You should contact your new LL & be straight with him. You wish you could pay, but you can't. If he keeps badgering you, he's actually breaking the law. I know you wouldn't point this out to him as you'd like to keep the peace, but it's worth knowing.

He can't have what you don't have - & how he funds his social life is not your problem.

I do hope your DH can get a bit of perspective on this. A trip to CAB for proper advice would help immensely, I think. They may even be able to write to your LL for you, which might shut him up.

CrikeyOHare Thu 18-Oct-12 02:43:19

Shut your LL up, I mean - not your DH.

The LL just knocked on the door. 7.30am!

So its escalated now. I dont get why he thinks thats acceptable. I told DP not to answer. I will phone him myself later.

izzywizzyisbizzy Thu 18-Oct-12 08:04:20

Don't ring him him go to local council housing office and ask them to do it.

Janji, you are absolutely right. DP has the tendency to heap everything onto himself and not tell me to stop me worrying.
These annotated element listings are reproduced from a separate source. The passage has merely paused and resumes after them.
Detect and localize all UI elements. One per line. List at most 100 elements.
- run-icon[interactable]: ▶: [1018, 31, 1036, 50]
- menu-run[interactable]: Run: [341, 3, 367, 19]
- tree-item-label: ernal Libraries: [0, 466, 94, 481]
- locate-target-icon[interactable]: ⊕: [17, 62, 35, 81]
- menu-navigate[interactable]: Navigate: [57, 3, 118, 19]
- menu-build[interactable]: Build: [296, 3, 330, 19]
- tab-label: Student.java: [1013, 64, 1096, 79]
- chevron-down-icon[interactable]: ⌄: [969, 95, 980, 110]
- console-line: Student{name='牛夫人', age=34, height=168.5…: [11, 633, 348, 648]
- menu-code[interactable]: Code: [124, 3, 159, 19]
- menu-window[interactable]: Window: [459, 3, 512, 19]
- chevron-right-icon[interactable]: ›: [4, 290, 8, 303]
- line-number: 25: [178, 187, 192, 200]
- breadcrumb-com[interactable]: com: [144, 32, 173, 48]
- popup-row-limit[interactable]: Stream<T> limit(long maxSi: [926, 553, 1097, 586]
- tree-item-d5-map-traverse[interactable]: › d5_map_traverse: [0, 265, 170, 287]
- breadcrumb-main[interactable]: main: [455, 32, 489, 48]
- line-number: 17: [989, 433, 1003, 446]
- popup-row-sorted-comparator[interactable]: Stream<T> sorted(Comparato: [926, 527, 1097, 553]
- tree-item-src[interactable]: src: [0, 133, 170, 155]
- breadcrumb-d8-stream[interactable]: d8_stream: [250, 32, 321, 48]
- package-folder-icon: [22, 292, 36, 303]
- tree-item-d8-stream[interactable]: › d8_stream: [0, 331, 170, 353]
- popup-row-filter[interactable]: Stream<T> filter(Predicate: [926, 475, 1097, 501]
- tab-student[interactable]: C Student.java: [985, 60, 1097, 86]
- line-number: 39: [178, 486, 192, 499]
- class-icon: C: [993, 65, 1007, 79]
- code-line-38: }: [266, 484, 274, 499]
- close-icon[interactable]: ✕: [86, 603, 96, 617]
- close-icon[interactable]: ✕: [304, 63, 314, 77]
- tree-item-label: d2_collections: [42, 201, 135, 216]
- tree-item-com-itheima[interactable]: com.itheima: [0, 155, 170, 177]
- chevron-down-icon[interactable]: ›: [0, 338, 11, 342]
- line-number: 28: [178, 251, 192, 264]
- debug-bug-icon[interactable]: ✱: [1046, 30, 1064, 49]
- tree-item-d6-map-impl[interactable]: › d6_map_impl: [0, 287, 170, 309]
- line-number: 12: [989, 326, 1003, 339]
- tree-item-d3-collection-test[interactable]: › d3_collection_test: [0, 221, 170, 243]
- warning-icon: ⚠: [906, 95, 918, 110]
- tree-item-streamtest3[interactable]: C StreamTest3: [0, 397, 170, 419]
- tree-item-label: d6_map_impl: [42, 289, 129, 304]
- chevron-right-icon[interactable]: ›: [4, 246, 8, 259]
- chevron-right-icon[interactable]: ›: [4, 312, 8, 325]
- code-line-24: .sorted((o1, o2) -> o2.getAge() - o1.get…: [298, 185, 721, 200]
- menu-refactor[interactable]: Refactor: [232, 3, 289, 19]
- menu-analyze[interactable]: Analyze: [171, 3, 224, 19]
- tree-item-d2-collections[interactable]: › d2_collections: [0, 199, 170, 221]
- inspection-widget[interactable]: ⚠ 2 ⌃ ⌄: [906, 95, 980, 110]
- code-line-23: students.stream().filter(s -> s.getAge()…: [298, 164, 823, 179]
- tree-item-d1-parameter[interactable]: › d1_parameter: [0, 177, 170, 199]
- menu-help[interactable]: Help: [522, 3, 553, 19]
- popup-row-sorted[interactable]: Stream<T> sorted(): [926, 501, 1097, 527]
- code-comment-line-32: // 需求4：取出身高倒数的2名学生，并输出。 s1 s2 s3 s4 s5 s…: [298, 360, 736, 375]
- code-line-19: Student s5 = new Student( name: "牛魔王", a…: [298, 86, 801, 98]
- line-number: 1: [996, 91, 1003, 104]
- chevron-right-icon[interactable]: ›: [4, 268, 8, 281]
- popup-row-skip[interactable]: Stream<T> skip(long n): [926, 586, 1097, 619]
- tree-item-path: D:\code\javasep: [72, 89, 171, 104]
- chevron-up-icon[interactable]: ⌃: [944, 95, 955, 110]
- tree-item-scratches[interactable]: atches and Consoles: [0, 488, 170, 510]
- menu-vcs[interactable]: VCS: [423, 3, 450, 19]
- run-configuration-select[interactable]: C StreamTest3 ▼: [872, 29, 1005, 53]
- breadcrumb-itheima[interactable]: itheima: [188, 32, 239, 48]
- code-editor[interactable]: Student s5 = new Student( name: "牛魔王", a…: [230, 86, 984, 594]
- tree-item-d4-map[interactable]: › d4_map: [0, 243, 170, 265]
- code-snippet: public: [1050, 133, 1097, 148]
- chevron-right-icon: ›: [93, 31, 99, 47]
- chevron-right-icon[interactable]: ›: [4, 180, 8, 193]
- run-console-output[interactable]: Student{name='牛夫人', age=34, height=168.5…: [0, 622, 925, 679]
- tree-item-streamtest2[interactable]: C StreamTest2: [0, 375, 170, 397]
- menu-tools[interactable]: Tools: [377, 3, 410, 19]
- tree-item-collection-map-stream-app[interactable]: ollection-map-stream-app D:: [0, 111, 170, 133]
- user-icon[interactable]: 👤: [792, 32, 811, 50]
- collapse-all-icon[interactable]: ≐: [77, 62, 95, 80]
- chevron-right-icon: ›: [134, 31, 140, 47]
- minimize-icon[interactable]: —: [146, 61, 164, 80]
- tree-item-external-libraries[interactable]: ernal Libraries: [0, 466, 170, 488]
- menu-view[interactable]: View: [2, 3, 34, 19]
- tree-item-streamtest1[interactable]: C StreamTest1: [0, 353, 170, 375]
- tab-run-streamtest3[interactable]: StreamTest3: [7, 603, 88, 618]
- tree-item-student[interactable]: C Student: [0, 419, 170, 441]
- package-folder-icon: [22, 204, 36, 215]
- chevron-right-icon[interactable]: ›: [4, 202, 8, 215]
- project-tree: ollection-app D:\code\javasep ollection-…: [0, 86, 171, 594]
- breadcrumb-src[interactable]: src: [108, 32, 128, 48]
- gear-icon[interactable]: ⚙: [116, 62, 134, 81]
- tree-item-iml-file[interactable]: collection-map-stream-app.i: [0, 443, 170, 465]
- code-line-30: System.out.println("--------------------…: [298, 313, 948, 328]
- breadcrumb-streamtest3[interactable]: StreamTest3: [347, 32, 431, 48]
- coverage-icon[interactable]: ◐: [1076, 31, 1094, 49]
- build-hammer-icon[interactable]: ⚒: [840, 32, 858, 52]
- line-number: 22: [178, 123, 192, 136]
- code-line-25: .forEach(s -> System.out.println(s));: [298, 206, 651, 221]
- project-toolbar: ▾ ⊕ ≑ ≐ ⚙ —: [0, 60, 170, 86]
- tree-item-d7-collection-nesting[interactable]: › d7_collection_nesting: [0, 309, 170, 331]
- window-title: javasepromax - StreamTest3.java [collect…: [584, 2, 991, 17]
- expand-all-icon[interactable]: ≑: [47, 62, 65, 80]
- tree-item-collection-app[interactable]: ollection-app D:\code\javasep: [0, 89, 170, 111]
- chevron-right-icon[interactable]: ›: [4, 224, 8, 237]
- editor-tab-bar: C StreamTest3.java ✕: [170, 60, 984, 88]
But I have told him, I can handle it. We are in this together.

Last night he finally calmed down and we had a long talk. Re the illegal eviction, it seems the solicitor is persuing that aswell as the other stuff. But its all hard to prove. We were threatened and we moved. There was no written proof. There was no men at the door or anything.

So its just DPs word against the ex LLs. But after the court cases involving the LL being convicted of threatening behaviour, and then a small claims case which they made against us being thrown out the solicitor thinks we have enough to persue it. Its just going to rest on whether the judge believes he threatened us (the threatening behaviour relates to an incident after we moved).

Its all a mess, Im not explaining it well.

ErikNorseman Thu 18-Oct-12 08:09:28

I understand that you guys were desperate but you may have jumped from the frying pan into the fire. You need a tenancy agreement and your deposit needs to be in an official scheme. Otherwise you are handing over cash with no guarantee of seeing it again, and he could enter the house while you are out, change the locks and leave your stuff on the lawn. If you can't prosecute the ll who evicted you with an agreement in place then you would get nowhere without one.
The fact that your new ll has told you he intends to spend your deposit and thinks it's acceptable to knock at 7am rings alarm bells.

You need to agree a date with the ll on which your tenancy will officially start, and make it clear that you need a tenancy agreement to be signed on that day. Also explicitly state that your deposit must be registered. If he doesn't agree then he's shady and you need to think carefully.

Will do izzy.

Its now a bad feeling here. Great atmosphere to bring a baby into sad

NarcolepsyQueen Thu 18-Oct-12 09:06:32

He HAS to put the deposit into a Government agreed scheme. If he doesn't, he has to pay you the deposit back and also up to double in compensation. It isn't an option for him to spend it! He HAS to give you a copy of which scheme he has used.